De l’escroquerie politique , par Félix Bankounda Mpélé

INTERVIEW EXCLUSIVE: DIX QUESTIONS DE FOND à Félix BANKOUNDA-MPELE, Juriste, diplômé de science politique, chercheur et membre de l’Association Française de Droit Constitutionnel.Nous diffuserons chaque semaine une ou deux questions clefs que nous lui avons posé car aujourd’hui plus que jamais les congolais doivent avoir l’avis de véritables spécialistes et experts.
Congo-liberty.com : Les ténors du régime de Brazzaville soutiennent toujours que Sassou avait accepté l’alternance en 1992, et que la situation de 1997 est le fait de Lissouba qui, ayant tribalisé son régime, a refusé ou n’a pu organiser les élections dans les délais par peur de perdre. Par ailleurs ils ajoutent que la Constitution de 2002 a été votée par référendum.
 
Félix bankounda Mpélé : Je connais ces thèses, qui étaient mises en exergue par certains médias en 1997, et qui, curieusement, sont encore soutenues par ceux dont vous parlez. Pas plus tard qu’au dernier anniversaire de l’indépendance, le 15 août de cette année, un représentant du pouvoir en place a repris, sans gêne, le même discours dans une grande chaîne de télévision africaine située à Paris. Elles ont évidemment tout faux.
D’abord, à propos de l’alternance, démocratique j’espère, la conférence nationale souveraine congolaise du printemps 1991 en avait fait le dessin, de manière claire, en retenant que le dernier président de l’ère monopartite, Sassou-Nguesso, qui avait pourtant perdu de façon évidente toute légitimité, ne pouvait être délogé de la présidence que par un successeur élu. C’est sur la base de ce principe, fort et pertinent à mon avis, que les demandes massives en faveur de son départ avaient été rejetées et que, pour la première fois, dans l’histoire constitutionnelle et politique congolaise, l’adoption d’un Acte fondamental ou régime provisoire n’a pas coïncidé avec le départ du président en place.
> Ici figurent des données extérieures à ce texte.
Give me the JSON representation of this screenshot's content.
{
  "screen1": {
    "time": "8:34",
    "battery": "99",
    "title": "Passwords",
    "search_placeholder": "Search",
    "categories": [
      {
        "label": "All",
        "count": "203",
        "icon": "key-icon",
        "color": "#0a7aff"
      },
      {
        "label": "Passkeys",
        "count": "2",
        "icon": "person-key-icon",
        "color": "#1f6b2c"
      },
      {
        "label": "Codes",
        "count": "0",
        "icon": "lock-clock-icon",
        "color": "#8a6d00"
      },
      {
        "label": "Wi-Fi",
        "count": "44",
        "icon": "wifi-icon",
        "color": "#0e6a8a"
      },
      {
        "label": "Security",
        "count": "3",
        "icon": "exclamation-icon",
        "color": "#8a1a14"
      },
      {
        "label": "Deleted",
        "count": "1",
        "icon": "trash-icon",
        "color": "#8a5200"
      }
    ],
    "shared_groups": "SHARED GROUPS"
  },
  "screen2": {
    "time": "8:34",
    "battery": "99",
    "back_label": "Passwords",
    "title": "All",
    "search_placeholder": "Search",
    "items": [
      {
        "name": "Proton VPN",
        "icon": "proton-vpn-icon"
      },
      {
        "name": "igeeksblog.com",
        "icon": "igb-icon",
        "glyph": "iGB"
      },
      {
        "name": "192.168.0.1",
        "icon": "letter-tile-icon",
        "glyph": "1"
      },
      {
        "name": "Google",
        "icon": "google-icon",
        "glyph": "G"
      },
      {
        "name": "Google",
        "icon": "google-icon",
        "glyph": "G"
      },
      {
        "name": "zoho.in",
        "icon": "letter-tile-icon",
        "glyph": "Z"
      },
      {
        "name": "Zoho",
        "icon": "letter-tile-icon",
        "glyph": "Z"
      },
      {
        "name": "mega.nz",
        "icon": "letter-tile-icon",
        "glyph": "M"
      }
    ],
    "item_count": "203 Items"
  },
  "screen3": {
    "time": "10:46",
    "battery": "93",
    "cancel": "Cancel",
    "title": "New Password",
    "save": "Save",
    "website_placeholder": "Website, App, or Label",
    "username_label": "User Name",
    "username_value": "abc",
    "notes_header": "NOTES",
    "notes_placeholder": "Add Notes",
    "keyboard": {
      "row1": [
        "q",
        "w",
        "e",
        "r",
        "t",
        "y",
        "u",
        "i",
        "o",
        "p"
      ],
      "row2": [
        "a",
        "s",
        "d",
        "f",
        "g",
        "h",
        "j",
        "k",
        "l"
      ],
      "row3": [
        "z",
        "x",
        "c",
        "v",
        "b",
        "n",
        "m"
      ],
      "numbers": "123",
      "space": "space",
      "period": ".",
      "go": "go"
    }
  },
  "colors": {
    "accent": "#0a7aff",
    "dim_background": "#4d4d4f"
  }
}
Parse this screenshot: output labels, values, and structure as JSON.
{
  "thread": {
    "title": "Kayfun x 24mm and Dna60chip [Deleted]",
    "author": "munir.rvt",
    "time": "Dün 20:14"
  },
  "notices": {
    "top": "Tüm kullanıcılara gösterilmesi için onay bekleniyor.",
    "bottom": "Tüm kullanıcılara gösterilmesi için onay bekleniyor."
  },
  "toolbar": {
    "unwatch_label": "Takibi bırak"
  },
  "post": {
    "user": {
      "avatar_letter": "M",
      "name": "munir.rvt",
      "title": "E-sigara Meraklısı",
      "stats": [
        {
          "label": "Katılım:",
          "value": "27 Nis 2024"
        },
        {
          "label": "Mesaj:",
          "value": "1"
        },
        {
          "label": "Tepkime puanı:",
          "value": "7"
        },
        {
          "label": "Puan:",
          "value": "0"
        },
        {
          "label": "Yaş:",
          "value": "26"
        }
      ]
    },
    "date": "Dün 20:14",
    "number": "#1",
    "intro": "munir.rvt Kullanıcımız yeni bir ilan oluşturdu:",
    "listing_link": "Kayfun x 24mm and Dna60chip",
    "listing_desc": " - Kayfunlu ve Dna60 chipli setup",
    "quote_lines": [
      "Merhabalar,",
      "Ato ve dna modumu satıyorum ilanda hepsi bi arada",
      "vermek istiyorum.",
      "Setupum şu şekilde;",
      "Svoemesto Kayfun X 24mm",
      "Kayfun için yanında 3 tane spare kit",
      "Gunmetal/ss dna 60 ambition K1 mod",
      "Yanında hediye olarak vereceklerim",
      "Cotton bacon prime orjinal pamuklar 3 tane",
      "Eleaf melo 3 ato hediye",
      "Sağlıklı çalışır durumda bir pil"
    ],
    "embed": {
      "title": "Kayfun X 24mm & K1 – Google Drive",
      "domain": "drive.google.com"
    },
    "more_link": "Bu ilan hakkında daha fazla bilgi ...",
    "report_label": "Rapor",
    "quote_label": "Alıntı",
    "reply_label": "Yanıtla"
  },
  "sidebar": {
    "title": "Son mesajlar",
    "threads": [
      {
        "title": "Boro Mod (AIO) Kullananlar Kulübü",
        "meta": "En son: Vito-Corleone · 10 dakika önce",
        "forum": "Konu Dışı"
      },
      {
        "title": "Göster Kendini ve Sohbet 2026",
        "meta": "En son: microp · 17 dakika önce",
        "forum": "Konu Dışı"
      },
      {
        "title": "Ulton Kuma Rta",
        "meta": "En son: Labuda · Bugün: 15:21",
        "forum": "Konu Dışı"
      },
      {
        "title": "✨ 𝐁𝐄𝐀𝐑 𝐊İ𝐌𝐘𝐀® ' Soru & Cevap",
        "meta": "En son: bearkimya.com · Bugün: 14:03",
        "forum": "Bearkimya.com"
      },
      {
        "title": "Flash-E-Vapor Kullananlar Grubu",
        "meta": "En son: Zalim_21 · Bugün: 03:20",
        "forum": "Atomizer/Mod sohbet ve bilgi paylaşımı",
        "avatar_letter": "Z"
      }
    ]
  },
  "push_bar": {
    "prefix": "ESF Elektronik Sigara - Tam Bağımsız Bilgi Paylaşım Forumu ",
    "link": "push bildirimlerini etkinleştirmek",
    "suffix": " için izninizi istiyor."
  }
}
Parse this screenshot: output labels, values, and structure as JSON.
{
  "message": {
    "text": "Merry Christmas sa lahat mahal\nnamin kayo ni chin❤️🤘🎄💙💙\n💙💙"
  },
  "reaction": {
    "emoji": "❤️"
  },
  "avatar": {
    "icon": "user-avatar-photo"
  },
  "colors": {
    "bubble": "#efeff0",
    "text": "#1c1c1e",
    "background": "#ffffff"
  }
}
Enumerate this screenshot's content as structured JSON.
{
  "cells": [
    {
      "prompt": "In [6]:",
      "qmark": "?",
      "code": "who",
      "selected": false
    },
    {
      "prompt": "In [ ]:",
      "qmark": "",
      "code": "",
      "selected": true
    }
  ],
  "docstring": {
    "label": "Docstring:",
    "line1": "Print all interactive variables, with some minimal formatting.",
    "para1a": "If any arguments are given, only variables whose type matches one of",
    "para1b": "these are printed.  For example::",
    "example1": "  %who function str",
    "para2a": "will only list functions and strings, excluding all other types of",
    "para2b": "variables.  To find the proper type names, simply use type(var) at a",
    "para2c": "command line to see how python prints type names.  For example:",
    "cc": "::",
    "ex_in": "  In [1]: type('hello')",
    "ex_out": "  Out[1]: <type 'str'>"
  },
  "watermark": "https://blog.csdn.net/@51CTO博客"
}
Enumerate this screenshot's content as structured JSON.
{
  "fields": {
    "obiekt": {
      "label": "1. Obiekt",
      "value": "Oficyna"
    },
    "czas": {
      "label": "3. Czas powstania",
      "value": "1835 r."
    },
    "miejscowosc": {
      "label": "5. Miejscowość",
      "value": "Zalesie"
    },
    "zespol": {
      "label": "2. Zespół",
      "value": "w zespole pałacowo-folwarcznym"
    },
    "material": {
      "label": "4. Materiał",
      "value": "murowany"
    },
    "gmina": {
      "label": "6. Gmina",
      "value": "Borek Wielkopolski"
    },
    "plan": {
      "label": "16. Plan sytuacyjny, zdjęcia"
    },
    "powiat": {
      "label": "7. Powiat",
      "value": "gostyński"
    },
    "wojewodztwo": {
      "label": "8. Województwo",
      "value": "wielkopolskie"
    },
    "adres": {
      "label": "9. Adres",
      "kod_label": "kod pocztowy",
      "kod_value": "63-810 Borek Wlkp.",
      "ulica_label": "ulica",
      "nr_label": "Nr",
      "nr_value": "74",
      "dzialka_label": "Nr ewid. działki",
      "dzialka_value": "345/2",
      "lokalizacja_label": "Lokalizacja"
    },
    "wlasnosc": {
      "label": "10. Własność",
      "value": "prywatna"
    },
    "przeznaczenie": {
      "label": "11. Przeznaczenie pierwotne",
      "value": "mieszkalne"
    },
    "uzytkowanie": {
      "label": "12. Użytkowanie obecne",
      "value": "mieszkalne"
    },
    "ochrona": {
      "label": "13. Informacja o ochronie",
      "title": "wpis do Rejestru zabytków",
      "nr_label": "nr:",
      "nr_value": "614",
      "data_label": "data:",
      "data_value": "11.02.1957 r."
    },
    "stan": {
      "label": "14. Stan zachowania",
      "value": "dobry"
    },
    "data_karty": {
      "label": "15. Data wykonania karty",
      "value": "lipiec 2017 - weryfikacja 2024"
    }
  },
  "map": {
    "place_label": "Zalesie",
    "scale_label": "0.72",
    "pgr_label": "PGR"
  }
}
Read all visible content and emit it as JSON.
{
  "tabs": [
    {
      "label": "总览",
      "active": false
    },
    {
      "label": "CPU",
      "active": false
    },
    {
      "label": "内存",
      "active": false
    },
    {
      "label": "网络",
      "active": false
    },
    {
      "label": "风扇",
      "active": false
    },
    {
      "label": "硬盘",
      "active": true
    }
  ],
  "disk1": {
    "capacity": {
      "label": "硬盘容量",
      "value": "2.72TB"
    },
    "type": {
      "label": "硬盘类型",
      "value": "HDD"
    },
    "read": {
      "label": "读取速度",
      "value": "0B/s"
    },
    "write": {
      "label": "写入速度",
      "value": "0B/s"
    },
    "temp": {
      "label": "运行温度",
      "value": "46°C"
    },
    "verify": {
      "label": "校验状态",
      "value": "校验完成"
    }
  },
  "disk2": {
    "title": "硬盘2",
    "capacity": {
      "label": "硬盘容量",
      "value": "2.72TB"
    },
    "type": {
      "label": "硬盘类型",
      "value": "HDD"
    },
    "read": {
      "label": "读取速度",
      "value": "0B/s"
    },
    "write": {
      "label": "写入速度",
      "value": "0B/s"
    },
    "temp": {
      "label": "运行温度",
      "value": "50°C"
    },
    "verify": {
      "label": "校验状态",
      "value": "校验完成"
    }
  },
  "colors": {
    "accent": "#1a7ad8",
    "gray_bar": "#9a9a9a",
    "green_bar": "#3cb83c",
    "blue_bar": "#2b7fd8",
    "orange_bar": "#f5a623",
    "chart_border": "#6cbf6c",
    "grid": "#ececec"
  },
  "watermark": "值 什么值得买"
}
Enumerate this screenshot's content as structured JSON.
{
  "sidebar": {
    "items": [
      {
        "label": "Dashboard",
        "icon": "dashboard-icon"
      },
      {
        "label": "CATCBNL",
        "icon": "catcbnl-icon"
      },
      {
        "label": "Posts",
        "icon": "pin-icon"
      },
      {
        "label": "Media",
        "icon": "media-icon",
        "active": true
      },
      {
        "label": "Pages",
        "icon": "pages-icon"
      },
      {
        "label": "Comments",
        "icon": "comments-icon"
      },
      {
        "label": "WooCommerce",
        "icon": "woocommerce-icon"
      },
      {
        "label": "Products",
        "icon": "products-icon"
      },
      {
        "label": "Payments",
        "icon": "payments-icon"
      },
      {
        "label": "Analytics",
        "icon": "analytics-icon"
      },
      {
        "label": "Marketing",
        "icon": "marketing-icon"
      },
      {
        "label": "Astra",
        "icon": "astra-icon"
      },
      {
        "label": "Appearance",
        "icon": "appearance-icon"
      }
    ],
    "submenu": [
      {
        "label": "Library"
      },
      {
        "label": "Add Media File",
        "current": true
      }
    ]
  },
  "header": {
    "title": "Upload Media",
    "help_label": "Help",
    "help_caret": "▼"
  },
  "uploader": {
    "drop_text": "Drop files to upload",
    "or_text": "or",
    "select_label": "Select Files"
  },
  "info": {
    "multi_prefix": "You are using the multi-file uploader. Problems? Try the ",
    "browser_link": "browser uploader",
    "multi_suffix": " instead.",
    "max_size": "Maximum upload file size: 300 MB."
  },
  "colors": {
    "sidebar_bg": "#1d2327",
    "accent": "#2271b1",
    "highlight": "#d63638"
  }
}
Car, depuis l’indépendance, cela a été la règle absolue dans notre pays : Youlou, comme vous le savez, est éjecté formellement par le régime provisoire du 11 septembre 1963, Massambat Débat par celui du 14 août 1968, et la mort de Ngouabi est aussi, curieusement, consacrée par  l’Acte fondamental du 5 avril 1977. Même le court séjour présidentiel de Yhombi et donc son départ est couronné par l’Acte du 7 février 1979.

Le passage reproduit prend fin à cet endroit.